For local testing only, you can temporarily set the parameter as non-sensitive.

Example:


ClientSecret

Sensitive = False

Then enter the test secret value and debug the package.

After testing, change the parameter back to:


Sensitive = True

Use this only for local testing. Do not commit real secrets into source control.

Local Debugging Option 2: Use EncryptSensitiveWithPassword

If you want SSIS to save sensitive values in encrypted form, change the protection level to:


EncryptSensitiveWithPassword

With this option, SSIS saves sensitive values in encrypted format. This makes local debugging easier because the secret value can be preserved.

However, anyone opening or running the package must know the password.

This option is useful when:

  • You need to debug packages locally

  • You want SSIS to remember sensitive values

  • You are okay managing a package password

  • You do not want to supply secrets every time from runtime configuration

Important

If you change the project protection level, also update each package protection level.

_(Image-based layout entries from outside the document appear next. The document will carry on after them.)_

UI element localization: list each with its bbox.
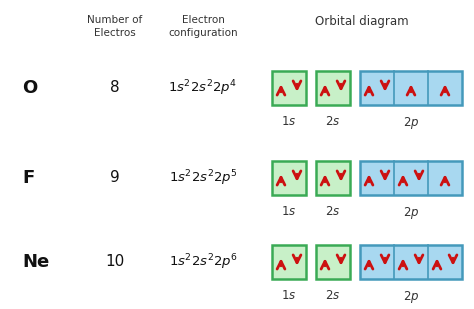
Text: $1s^22s^22p^5$: $1s^22s^22p^5$: [169, 168, 237, 188]
Text: $2s$: $2s$: [325, 205, 341, 218]
Text: $1s$: $1s$: [282, 115, 297, 128]
Bar: [316, 161, 350, 195]
Text: Number of
Electros: Number of Electros: [87, 15, 143, 38]
Bar: [360, 71, 462, 105]
Text: $2s$: $2s$: [325, 289, 341, 302]
Bar: [316, 71, 350, 105]
Text: $2p$: $2p$: [403, 115, 419, 131]
Text: $1s^22s^22p^4$: $1s^22s^22p^4$: [168, 78, 237, 98]
Bar: [360, 245, 462, 279]
Text: O: O: [22, 79, 37, 97]
Text: 8: 8: [110, 81, 120, 95]
Text: Electron
configuration: Electron configuration: [168, 15, 238, 38]
Text: 10: 10: [105, 255, 125, 269]
Text: $2p$: $2p$: [403, 289, 419, 305]
Text: F: F: [22, 169, 34, 187]
Text: $1s^22s^22p^6$: $1s^22s^22p^6$: [169, 252, 237, 272]
Bar: [272, 71, 306, 105]
Text: $1s$: $1s$: [282, 205, 297, 218]
Text: $1s$: $1s$: [282, 289, 297, 302]
Bar: [272, 161, 306, 195]
Text: Orbital diagram: Orbital diagram: [315, 15, 409, 28]
Bar: [360, 161, 462, 195]
Text: $2s$: $2s$: [325, 115, 341, 128]
Bar: [316, 245, 350, 279]
Text: $2p$: $2p$: [403, 205, 419, 221]
Text: 9: 9: [110, 171, 120, 185]
Text: Ne: Ne: [22, 253, 49, 271]
Bar: [272, 245, 306, 279]
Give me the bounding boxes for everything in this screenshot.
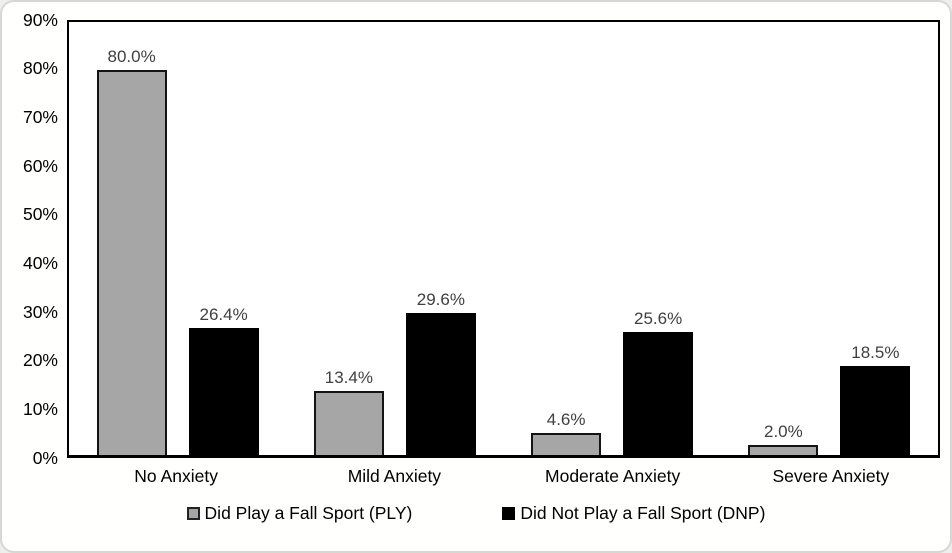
bar-column-dnp-moderate-anxiety: 25.6% (623, 22, 694, 455)
bar-value-label: 13.4% (324, 367, 373, 387)
plot-area: 80.0% 26.4% 13.4% 29.6% 4.6% 25.6% 2.0% 18.5% (67, 20, 940, 458)
x-axis-label-mild-anxiety: Mild Anxiety (347, 466, 442, 486)
bar-column-dnp-mild-anxiety: 29.6% (405, 22, 476, 455)
y-axis-tick-label: 70% (22, 106, 58, 127)
bar-value-label: 80.0% (107, 47, 156, 67)
legend-item-dnp: Did Not Play a Fall Sport (DNP) (502, 503, 766, 523)
y-axis-tick-label: 80% (22, 57, 58, 78)
bar-dnp-severe-anxiety (840, 366, 911, 455)
x-axis-label-moderate-anxiety: Moderate Anxiety (545, 466, 681, 486)
bar-value-label: 4.6% (546, 409, 586, 429)
legend-label-ply: Did Play a Fall Sport (PLY) (204, 503, 413, 523)
bar-value-label: 25.6% (634, 308, 683, 328)
y-axis-tick-label: 30% (22, 301, 58, 322)
bar-dnp-moderate-anxiety (623, 331, 694, 455)
bar-ply-no-anxiety (96, 70, 167, 455)
bar-value-label: 29.6% (416, 289, 465, 309)
bar-value-label: 2.0% (764, 422, 803, 442)
bar-group-no-anxiety: 80.0% 26.4% (69, 22, 286, 455)
bar-group-severe-anxiety: 2.0% 18.5% (721, 22, 938, 455)
bar-column-ply-severe-anxiety: 2.0% (748, 22, 819, 455)
bar-column-ply-no-anxiety: 80.0% (96, 22, 167, 455)
y-axis-tick-label: 0% (32, 447, 58, 468)
x-axis-label-severe-anxiety: Severe Anxiety (772, 466, 890, 486)
legend-label-dnp: Did Not Play a Fall Sport (DNP) (520, 503, 766, 523)
x-axis-label-no-anxiety: No Anxiety (134, 466, 218, 486)
bar-value-label: 18.5% (851, 343, 900, 362)
y-axis-tick-label: 20% (22, 349, 58, 370)
bar-column-ply-moderate-anxiety: 4.6% (531, 22, 602, 455)
bar-ply-moderate-anxiety (531, 432, 602, 455)
bar-column-dnp-severe-anxiety: 18.5% (840, 22, 911, 455)
legend-swatch-icon-ply (186, 507, 200, 521)
bar-ply-mild-anxiety (313, 390, 384, 455)
x-axis: No Anxiety Mild Anxiety Moderate Anxiety Se… (67, 466, 940, 487)
legend-item-ply: Did Play a Fall Sport (PLY) (186, 503, 413, 523)
y-axis-tick-label: 60% (22, 155, 58, 176)
bar-column-dnp-no-anxiety: 26.4% (188, 22, 259, 455)
y-axis-tick-label: 10% (22, 398, 58, 419)
bar-group-moderate-anxiety: 4.6% 25.6% (504, 22, 721, 455)
y-axis-tick-label: 50% (22, 203, 58, 224)
bar-column-ply-mild-anxiety: 13.4% (313, 22, 384, 455)
bar-group-mild-anxiety: 13.4% 29.6% (286, 22, 503, 455)
y-axis-tick-label: 40% (22, 252, 58, 273)
legend: Did Play a Fall Sport (PLY) Did Not Play … (2, 503, 950, 523)
bar-dnp-no-anxiety (188, 328, 259, 455)
bar-value-label: 26.4% (199, 305, 248, 324)
y-axis-tick-label: 90% (22, 9, 58, 30)
y-axis: 0% 10% 20% 30% 40% 50% 60% 70% 80% 90% (2, 11, 58, 466)
legend-swatch-icon-dnp (502, 507, 516, 521)
bar-ply-severe-anxiety (748, 445, 819, 455)
bar-dnp-mild-anxiety (405, 312, 476, 455)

In many SSIS projects, setting only the project protection level is not enough. Each package may still have its own protection level.

So you should update both:


Project ProtectionLevel

Package ProtectionLevel

Use the same password for the project and packages if you choose EncryptSensitiveWithPassword.

Step 1: Change Project Protection Level

In Visual Studio / SSDT:

  1. Right-click the SSIS project.

  2. Select Properties.

  3. Go to Common Properties > Project.

  4. Set ProtectionLevel to:


EncryptSensitiveWithPassword

  1. Enter the package password.

  2. Save the project.

Change SSIS project protection level
Change SSIS project protection level1050×590 45.4 KB

Step 2: Change Each Package Protection Level

Now open each package in the project and update the package-level settings.

  1. Open the .dtsx package.

  2. Right-click on the package designer surface.

  3. Select Properties.

  4. Find the security-related properties.

  5. Set ProtectionLevel to:


EncryptSensitiveWithPassword

  1. Set the same password used at the project level.

  2. Save the package.

  3. Repeat this for every package in the project.

Change SSIS package protection level
Change SSIS package protection level1367×836 202 KB

Which Option Should You Use?

Use DontSaveSensitive when security is more important

Use this when you do not want any secrets stored in the package.

This is usually best for production deployments where secrets are supplied from SSIS Catalog environments, SQL Agent jobs, or another secure runtime source.

Use EncryptSensitiveWithPassword when debugging convenience is more important

Use this when you want to preserve sensitive values during local debugging.

This avoids blank secret values during design-time testing, but you must manage the password carefully.

Summary

DontSaveSensitive is working as designed. It does not save sensitive values to disk, so sensitive parameters may appear blank after saving or reopening the package.

If you use DontSaveSensitive, provide secrets at runtime.

If you want the package to remember encrypted sensitive values for debugging, use:


EncryptSensitiveWithPassword

Make sure to set the protection level and password at both the project level and package level.